7 minute read
Refuge on Fire
Where do we turn when disaster destroys places that were supposed to be sanctuaries?
BY Meg Bernhard
The fire started on a blazing, windy day. Lightning struck wilderness, and the desert erupted. “There’s no way you can stop a fire like that,” Mike Gauthier, Mojave National Preserve superintendent, says. The day after the fire started was his first on the job, August 16, 2020. He’d seen plenty of wildfires in his 35 years in the Park Service, but never anything like this. It was like a dragon breathing flames across the Mojave. Hot. Fast.
Firefighters ordered aircraft and additional crew from the state. Gauthier ordered retardant drops from the county, state, and federal government. Their requests were put on hold. Another lightning storm had struck in northern California, resulting in the August Complex Fire, which would become the largest recorded wildfire in state history. With so much of California burning simultaneously, most fire-fighting resources were diverted to cities and towns along the northern coast, where human life was at risk. Cima Dome, the gently sloping granite mound near the Nevada border where Gauthier’s fire started, was home to blackbrush and creosote and Joshua trees, but very few humans.

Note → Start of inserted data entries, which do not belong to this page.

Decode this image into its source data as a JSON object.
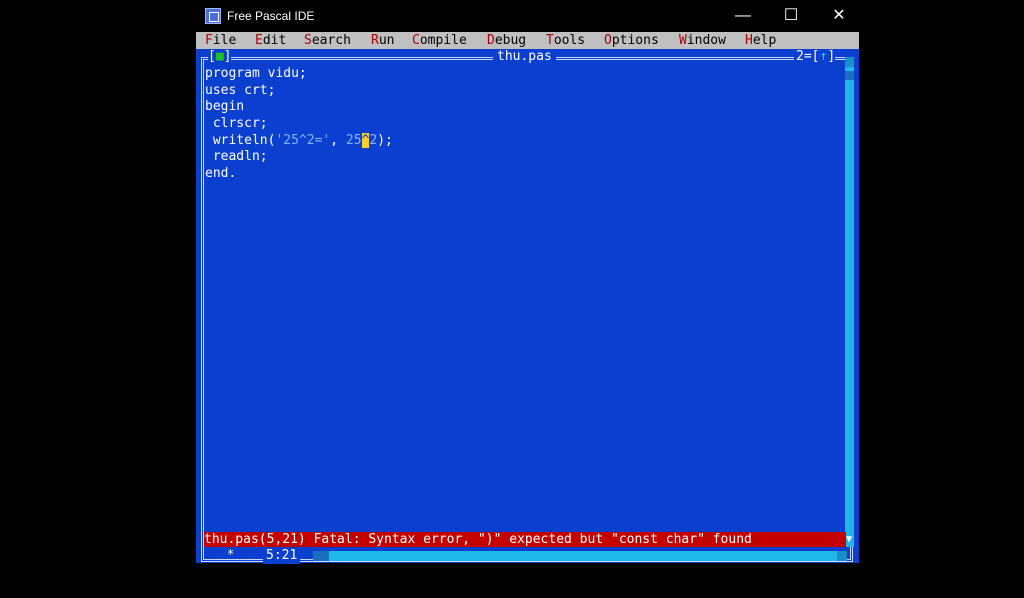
{
  "window": {
    "title": "Free Pascal IDE",
    "min_glyph": "—",
    "max_glyph": "☐",
    "close_glyph": "✕"
  },
  "menu": {
    "items": [
      {
        "hotkey": "F",
        "rest": "ile"
      },
      {
        "hotkey": "E",
        "rest": "dit"
      },
      {
        "hotkey": "S",
        "rest": "earch"
      },
      {
        "hotkey": "R",
        "rest": "un"
      },
      {
        "hotkey": "C",
        "rest": "ompile"
      },
      {
        "hotkey": "D",
        "rest": "ebug"
      },
      {
        "hotkey": "T",
        "rest": "ools"
      },
      {
        "hotkey": "O",
        "rest": "ptions"
      },
      {
        "hotkey": "W",
        "rest": "indow"
      },
      {
        "hotkey": "H",
        "rest": "elp"
      }
    ]
  },
  "editor": {
    "filename": "thu.pas",
    "close_box_left": "[",
    "close_box_square": "■",
    "close_box_right": "]",
    "window_number": "2=[",
    "zoom_glyph": "↑",
    "zoom_right": "]",
    "lines": {
      "l1": "program vidu;",
      "l2": "uses crt;",
      "l3": "begin",
      "l4": " clrscr;",
      "l5_a": " writeln(",
      "l5_str": "'25^2='",
      "l5_b": ", ",
      "l5_num": "25",
      "l5_cursor": "^",
      "l5_num2": "2",
      "l5_c": ");",
      "l6": " readln;",
      "l7": "end."
    },
    "error_message": "thu.pas(5,21) Fatal: Syntax error, \")\" expected but \"const char\" found",
    "modified_indicator": "*",
    "cursor_position": "5:21",
    "scroll_down_glyph": "▼"
  },
  "colors": {
    "editor_bg": "#0a3fd0",
    "menubar_bg": "#c0c0c0",
    "error_bg": "#c40000",
    "scrollbar": "#1fb6e8"
  }
}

Before the Dome Fire was contained, more than 43,000 acres and a million Joshua trees burned.
ON A COLD Saturday morning in March 2022, I visited the scorched woodland with a friend. We pulled onto a dirt road leading to an old cattle ranch, our destination. Miles off the interstate, I began to see the mark of the fire. The twisting, contorted Joshua trees were ashy white and black, as though made of newspaper, and the soil beneath them was, in some places, singed. The spectral forest extended as far as I could see, thousands of plants sapped of color. We parked next to a Subaru covered in national parks stickers and walked into the foyer of a creaky building, where a crowd of people bundled in thick jackets and beanies huddled against the cold and listened to Andrew Kaiser, a Mojave National Preserve botanist, yell over the wind. We were there to plant young Joshua trees, a National Park Service restoration project.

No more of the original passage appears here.